EDITORIALE
di: Pierluigi Battista
Fonte: Corriere della Sera
E adesso, dove vuole arrivare Forza Italia? Se ha legato a tal punto e indissolubilmente il suo futuro politico alla sorte parlamentare del leader, cos’altro dovrà essere strappato, oltre al (legittimo) formale ritiro dalla maggioranza che sostiene il governo Letta?
Si sono affrettati a dire, i maggiorenti di Forza Italia, che si ritirano da tutto: anche dal tavolo delle riforme istituzionali. Resta solo la terra bruciata. Soltanto la demolizione del perimetro che dovrebbe tenere insieme forze politiche diverse, alternative e conflittuali tra loro, eppure accomunate dallo stesso destino democratico. Resta solo l’incoerenza assoluta di indicare come nemico numero uno il capo dello Stato che si è contribuito ad eleggere sette mesi fa. Che fine ha fatto il senso di responsabilità giustamente sbandierato allora dal Pdl, dopo un esito elettorale che segnava l’impotenza politica perfetta, quando l’Italia sembrava sull’orlo del default istituzionale?
Berlusconi e il suo partito hanno cercato di imporre al Pd, a Enrico Letta e allo stesso Napolitano, come condizione per consentire al governo di non morire, di sposare senza riserve mentali l’idea di una persecuzione giudiziaria del leader del centrodestra. E addirittura di adoperarsi per annullare gli effetti di una condanna definitiva. Una condizione impossibile da accettare. Senza questa condivisione, hanno però sostenuto, la democrazia italiana si sarebbe sostanzialmente svuotata. Ora, alla vigilia del voto sulla decadenza di Berlusconi, hanno scelto per coerenza con questa lettura oltranzista e radicale della parabola giudiziaria del loro leader, di lacerare tutto il tessuto che dovrebbe reggere un sistema fondato sull’alternanza. Altro che legge di Stabilità. Si mettono in una posizione anti-sistema. Hanno suonato le campane a morto per le «larghe intese», proprio mentre in Germania si stanno preparando a sostenerle in una grande coalizione. Non vogliono più contribuire alla riforma della legge elettorale e a quella delle istituzioni.
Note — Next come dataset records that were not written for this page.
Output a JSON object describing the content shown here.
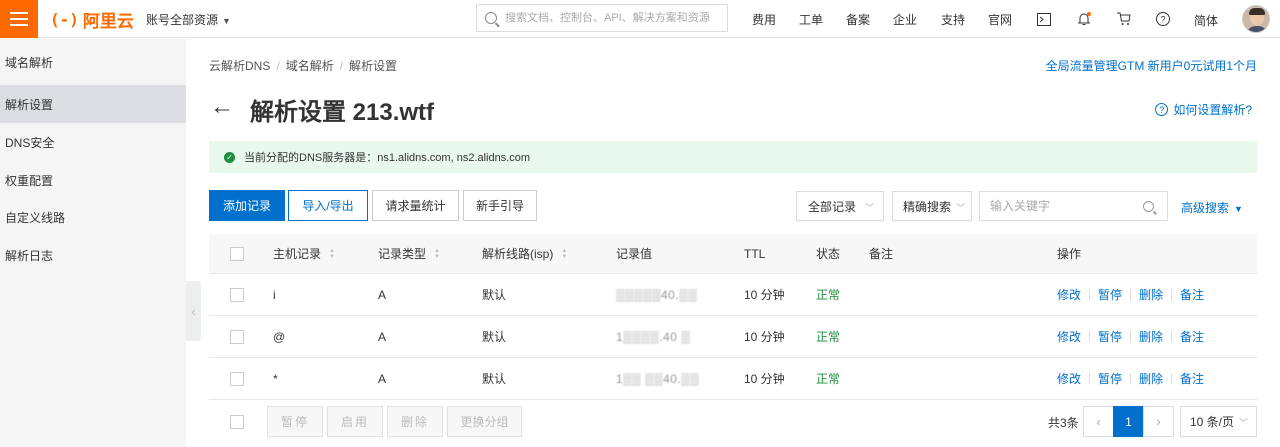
{
  "topbar": {
    "logo_text": "阿里云",
    "logo_mark": "(-)",
    "account_label": "账号全部资源",
    "search_placeholder": "搜索文档、控制台、API、解决方案和资源",
    "nav": [
      "费用",
      "工单",
      "备案",
      "企业",
      "支持",
      "官网"
    ],
    "lang": "简体"
  },
  "sidebar": {
    "items": [
      {
        "label": "域名解析",
        "active": false
      },
      {
        "label": "解析设置",
        "active": true
      },
      {
        "label": "DNS安全",
        "active": false
      },
      {
        "label": "权重配置",
        "active": false
      },
      {
        "label": "自定义线路",
        "active": false
      },
      {
        "label": "解析日志",
        "active": false
      }
    ]
  },
  "breadcrumb": [
    "云解析DNS",
    "域名解析",
    "解析设置"
  ],
  "promo_link": "全局流量管理GTM 新用户0元试用1个月",
  "page_title": "解析设置 213.wtf",
  "howto_link": "如何设置解析?",
  "notice": "当前分配的DNS服务器是：ns1.alidns.com, ns2.alidns.com",
  "toolbar": {
    "add": "添加记录",
    "import_export": "导入/导出",
    "stats": "请求量统计",
    "guide": "新手引导",
    "filter_all": "全部记录",
    "exact_search": "精确搜索",
    "keyword_placeholder": "输入关键字",
    "advanced": "高级搜索"
  },
  "table": {
    "headers": {
      "host": "主机记录",
      "type": "记录类型",
      "line": "解析线路(isp)",
      "value": "记录值",
      "ttl": "TTL",
      "status": "状态",
      "remark": "备注",
      "ops": "操作"
    },
    "rows": [
      {
        "host": "i",
        "type": "A",
        "line": "默认",
        "value": "▒▒▒▒▒40.▒▒",
        "ttl": "10 分钟",
        "status": "正常"
      },
      {
        "host": "@",
        "type": "A",
        "line": "默认",
        "value": "1▒▒▒▒.40 ▒",
        "ttl": "10 分钟",
        "status": "正常"
      },
      {
        "host": "*",
        "type": "A",
        "line": "默认",
        "value": "1▒▒ ▒▒40.▒▒",
        "ttl": "10 分钟",
        "status": "正常"
      }
    ],
    "op_labels": {
      "edit": "修改",
      "pause": "暂停",
      "delete": "删除",
      "remark": "备注"
    }
  },
  "footer": {
    "pause": "暂停",
    "enable": "启用",
    "delete": "删除",
    "change_group": "更换分组",
    "total": "共3条",
    "current_page": "1",
    "per_page": "10 条/页"
  },
  "colors": {
    "brand": "#ff6a00",
    "primary": "#0070cc",
    "success": "#1e8e3e",
    "notice_bg": "#e9f8ed"
  }
}
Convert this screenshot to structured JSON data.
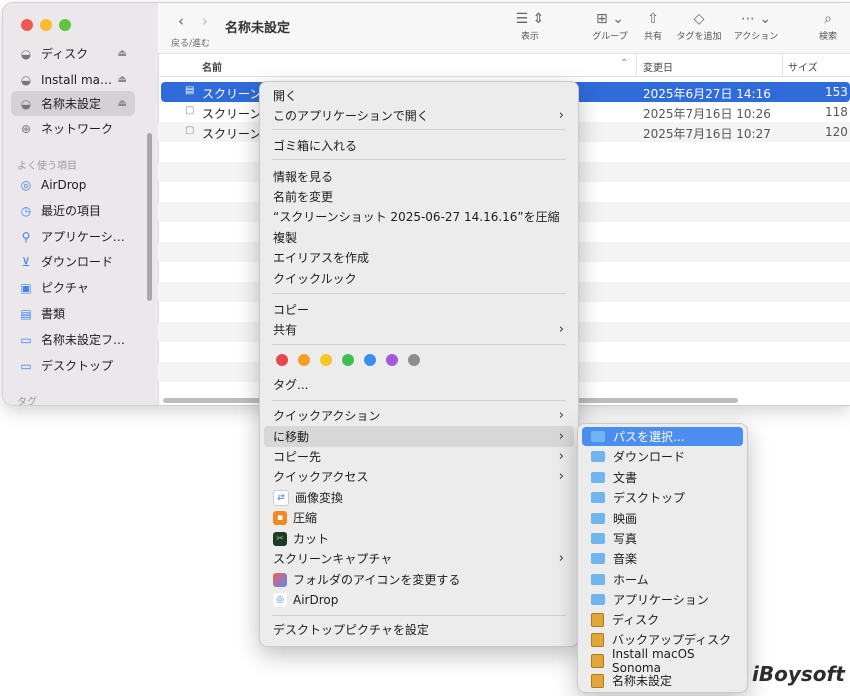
{
  "window": {
    "title": "名称未設定",
    "nav_label": "戻る/進む"
  },
  "toolbar": {
    "view": "表示",
    "group": "グループ",
    "share": "共有",
    "add_tag": "タグを追加",
    "action": "アクション",
    "search": "検索"
  },
  "sidebar": {
    "items_top": [
      {
        "label": "ディスク",
        "icon": "disk-icon"
      },
      {
        "label": "Install mac…",
        "icon": "disk-icon"
      },
      {
        "label": "名称未設定",
        "icon": "disk-icon"
      },
      {
        "label": "ネットワーク",
        "icon": "globe-icon"
      }
    ],
    "favorites_title": "よく使う項目",
    "favorites": [
      {
        "label": "AirDrop",
        "icon": "airdrop-icon"
      },
      {
        "label": "最近の項目",
        "icon": "clock-icon"
      },
      {
        "label": "アプリケーシ…",
        "icon": "apps-icon"
      },
      {
        "label": "ダウンロード",
        "icon": "download-icon"
      },
      {
        "label": "ピクチャ",
        "icon": "picture-icon"
      },
      {
        "label": "書類",
        "icon": "document-icon"
      },
      {
        "label": "名称未設定フ…",
        "icon": "folder-icon"
      },
      {
        "label": "デスクトップ",
        "icon": "desktop-icon"
      }
    ],
    "tags_title": "タグ"
  },
  "list": {
    "columns": {
      "name": "名前",
      "modified": "変更日",
      "size": "サイズ"
    },
    "rows": [
      {
        "name": "スクリーン",
        "date": "2025年6月27日 14:16",
        "size": "153"
      },
      {
        "name": "スクリーン",
        "date": "2025年7月16日 10:26",
        "size": "118"
      },
      {
        "name": "スクリーン",
        "date": "2025年7月16日 10:27",
        "size": "120"
      }
    ]
  },
  "context_menu": {
    "open": "開く",
    "open_with": "このアプリケーションで開く",
    "trash": "ゴミ箱に入れる",
    "get_info": "情報を見る",
    "rename": "名前を変更",
    "compress": "“スクリーンショット 2025-06-27 14.16.16”を圧縮",
    "duplicate": "複製",
    "make_alias": "エイリアスを作成",
    "quick_look": "クイックルック",
    "copy": "コピー",
    "share": "共有",
    "tags": "タグ...",
    "quick_actions": "クイックアクション",
    "move_to": "に移動",
    "copy_to": "コピー先",
    "quick_access": "クイックアクセス",
    "image_convert": "画像変換",
    "compress2": "圧縮",
    "cut": "カット",
    "screen_capture": "スクリーンキャプチャ",
    "change_folder_icon": "フォルダのアイコンを変更する",
    "airdrop": "AirDrop",
    "set_desktop_picture": "デスクトップピクチャを設定",
    "tag_colors": [
      "#e5484d",
      "#f59e2a",
      "#f5c626",
      "#3fbf4f",
      "#3a8ef0",
      "#a55bd6",
      "#8e8e8e"
    ]
  },
  "submenu": {
    "items": [
      "パスを選択...",
      "ダウンロード",
      "文書",
      "デスクトップ",
      "映画",
      "写真",
      "音楽",
      "ホーム",
      "アプリケーション",
      "ディスク",
      "バックアップディスク",
      "Install macOS Sonoma",
      "名称未設定"
    ]
  },
  "watermark": "iBoysoft"
}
Non è solo la sfiducia a un governo: è l’applicazione letterale del motto distruttivo e autolesionista «Dopo di me il diluvio». Solo che il diluvio travalica i confini di un partito e del suo leader. Da oggi la democrazia italiana vive nella tenaglia di due forze, l’altra sono i Cinque Stelle di Grillo, che rifiutano ogni collaborazione («collaborazionismo»?) con le altre forze politiche sulla base di una nozione minima di bene comune, o interesse generale. La promessa delle riforme istituzionali viene disattesa, come se la necessità di snellire e adeguare le istituzioni per garantire forza ai governi non fosse più attuale. Il senso di responsabilità si è dissolto. E ogni posizione intermedia o dialogante è stata cancellata con la separazione dai «governisti» di Alfano. Il diluvio. Sull’Italia, che non lo merita. E al diavolo il Paese.